Published January 13, 2015
Prime Minister Stephen Harper held a closed-door meeting with Muslim community leaders to discuss the fallout from the recent arrests of 17 Muslim terror suspects in the Toronto area.
Participants at the meeting Saturday said academics, activists, and imams expressed a range of views about the possible motivations of the suspects, who are accused of plotting to bomb buildings and storm Parliament, take hostages and behead the prime minister unless Canada withdrew its troops from Afghanistan.
"It's about time Muslims owned up to the fact it's a Muslim problem," said participant Farzana Hassan-Shahid of the Canadian Muslim Congress, adding she believes the community must forcefully denounce extremism. "We need to be more proactive, rather than issue statements of condemnation."
Harper took detailed notes and assured the group he recognized the concerns of the Muslim community, participants said. The meeting was off-limits to the media, and a call to the prime minister's office Sunday was not immediately returned.
The suspects include 12 men and five youths. Fourteen are due in court on Monday for bail hearings.
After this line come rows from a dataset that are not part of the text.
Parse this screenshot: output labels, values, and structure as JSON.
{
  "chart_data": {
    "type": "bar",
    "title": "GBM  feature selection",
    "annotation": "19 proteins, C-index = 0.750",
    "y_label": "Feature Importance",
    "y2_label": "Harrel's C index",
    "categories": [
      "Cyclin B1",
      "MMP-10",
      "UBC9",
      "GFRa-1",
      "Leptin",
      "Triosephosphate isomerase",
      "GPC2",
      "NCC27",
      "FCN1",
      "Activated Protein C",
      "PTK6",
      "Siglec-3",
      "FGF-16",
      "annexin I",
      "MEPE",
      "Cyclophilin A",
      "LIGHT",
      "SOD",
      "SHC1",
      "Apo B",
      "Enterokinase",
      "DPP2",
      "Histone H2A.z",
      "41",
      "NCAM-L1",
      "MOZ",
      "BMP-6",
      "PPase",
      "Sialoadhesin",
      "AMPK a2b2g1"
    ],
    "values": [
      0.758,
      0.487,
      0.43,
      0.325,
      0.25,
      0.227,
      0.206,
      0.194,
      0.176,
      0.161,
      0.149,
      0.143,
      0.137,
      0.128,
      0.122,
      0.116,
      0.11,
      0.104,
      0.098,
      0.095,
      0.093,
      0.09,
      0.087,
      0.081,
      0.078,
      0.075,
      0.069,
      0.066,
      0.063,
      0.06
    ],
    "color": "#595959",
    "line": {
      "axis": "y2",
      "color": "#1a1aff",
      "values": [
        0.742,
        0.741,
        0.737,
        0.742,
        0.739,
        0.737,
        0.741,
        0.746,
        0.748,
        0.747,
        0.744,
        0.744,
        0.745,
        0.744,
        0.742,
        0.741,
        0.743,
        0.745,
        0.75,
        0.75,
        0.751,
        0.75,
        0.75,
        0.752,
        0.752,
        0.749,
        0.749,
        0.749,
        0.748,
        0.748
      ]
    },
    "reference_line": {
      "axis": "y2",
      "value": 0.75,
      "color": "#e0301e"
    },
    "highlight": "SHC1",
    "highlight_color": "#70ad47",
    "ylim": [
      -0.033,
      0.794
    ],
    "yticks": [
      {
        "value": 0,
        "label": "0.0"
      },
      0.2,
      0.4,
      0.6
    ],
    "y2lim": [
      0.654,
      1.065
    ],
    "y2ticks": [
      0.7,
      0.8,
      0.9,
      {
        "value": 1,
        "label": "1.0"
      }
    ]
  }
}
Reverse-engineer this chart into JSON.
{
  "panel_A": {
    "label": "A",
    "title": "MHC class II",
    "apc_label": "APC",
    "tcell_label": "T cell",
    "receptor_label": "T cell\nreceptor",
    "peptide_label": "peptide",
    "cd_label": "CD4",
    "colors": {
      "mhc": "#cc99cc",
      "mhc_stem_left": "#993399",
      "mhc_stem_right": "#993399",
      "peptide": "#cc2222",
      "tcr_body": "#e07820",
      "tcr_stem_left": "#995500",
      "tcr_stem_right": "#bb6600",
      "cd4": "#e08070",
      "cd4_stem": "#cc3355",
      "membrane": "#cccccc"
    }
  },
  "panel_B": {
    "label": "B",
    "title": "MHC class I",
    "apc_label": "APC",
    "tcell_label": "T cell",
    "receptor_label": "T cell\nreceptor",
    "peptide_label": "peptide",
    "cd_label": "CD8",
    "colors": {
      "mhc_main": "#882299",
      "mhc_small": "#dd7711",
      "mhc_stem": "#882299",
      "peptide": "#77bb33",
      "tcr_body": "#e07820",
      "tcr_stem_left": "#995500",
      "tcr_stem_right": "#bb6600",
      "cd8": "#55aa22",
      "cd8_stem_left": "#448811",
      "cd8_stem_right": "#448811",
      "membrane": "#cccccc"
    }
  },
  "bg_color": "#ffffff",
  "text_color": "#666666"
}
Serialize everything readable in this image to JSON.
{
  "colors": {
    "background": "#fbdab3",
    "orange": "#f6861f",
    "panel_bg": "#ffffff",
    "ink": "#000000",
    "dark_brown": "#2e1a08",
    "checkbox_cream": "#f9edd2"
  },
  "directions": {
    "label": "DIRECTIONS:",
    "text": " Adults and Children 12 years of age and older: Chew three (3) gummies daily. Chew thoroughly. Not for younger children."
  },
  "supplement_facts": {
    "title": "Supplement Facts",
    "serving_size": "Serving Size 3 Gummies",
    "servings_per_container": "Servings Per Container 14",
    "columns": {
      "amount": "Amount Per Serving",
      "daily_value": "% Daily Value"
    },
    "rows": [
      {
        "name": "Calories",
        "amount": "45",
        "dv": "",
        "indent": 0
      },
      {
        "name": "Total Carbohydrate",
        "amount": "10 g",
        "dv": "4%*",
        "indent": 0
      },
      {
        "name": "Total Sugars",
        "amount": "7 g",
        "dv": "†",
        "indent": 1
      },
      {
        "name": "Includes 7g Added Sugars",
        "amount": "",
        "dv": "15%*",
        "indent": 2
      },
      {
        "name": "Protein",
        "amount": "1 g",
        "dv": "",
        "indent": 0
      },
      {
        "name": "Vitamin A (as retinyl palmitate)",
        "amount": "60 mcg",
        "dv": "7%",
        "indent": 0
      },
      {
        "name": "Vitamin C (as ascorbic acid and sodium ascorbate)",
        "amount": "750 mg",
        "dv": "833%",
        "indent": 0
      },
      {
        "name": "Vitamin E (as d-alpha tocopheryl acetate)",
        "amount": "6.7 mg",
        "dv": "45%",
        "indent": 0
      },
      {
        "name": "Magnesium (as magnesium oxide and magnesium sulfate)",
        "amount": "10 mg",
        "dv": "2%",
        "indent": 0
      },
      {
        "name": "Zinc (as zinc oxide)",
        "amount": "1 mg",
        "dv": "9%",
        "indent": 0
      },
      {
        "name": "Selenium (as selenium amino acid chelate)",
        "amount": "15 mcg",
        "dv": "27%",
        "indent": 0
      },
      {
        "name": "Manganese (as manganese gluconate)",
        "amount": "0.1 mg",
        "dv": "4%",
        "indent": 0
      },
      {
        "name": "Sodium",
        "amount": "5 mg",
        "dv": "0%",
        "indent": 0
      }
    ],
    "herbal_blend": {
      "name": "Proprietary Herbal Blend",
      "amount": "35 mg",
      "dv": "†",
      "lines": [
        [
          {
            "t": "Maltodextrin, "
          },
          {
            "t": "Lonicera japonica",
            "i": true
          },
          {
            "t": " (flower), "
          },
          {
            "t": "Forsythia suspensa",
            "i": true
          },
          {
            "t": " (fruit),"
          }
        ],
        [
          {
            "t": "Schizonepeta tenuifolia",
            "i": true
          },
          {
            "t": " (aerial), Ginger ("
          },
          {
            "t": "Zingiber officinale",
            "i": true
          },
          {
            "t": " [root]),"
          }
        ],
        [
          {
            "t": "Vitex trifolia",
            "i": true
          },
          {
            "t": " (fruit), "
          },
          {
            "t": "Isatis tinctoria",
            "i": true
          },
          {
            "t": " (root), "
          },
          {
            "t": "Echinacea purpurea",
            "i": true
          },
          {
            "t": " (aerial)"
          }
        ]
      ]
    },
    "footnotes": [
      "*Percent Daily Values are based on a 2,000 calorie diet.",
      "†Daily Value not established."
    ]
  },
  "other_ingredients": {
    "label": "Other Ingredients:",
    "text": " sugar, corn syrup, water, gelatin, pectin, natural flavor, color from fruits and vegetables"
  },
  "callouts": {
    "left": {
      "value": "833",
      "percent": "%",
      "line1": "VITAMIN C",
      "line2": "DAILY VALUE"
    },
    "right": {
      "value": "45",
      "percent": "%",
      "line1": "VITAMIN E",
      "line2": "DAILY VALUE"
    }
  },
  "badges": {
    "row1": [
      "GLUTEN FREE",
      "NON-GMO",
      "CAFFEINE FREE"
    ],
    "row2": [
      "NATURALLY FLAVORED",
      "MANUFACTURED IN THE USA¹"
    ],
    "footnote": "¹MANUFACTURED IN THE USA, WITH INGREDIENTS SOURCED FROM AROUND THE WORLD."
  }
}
Some in Canada have expressed fear of an anti-Muslim backlash. After the arrests were announced June 3, the windows of a Toronto mosque were smashed. On Friday a prominent Muslim imam was attacked outside his Montreal mosque by a knife-wielding man in what police said was a hate crime.
Muslims attending the meeting Saturday included professors from the University of Western Ontario and University of Toronto, as well as a representative of the Canadian Council on American-Islamic Relations.
Tarek Fatah, spokesman for the Canadian Muslim Congress, said issues that came up for discussion included allegations that American-based Islamic organizations are spreading fundamentalism and extremism in Toronto.
"This is America pushing its fundamentalist Islamist thinking into Canada, not vice versa," he said.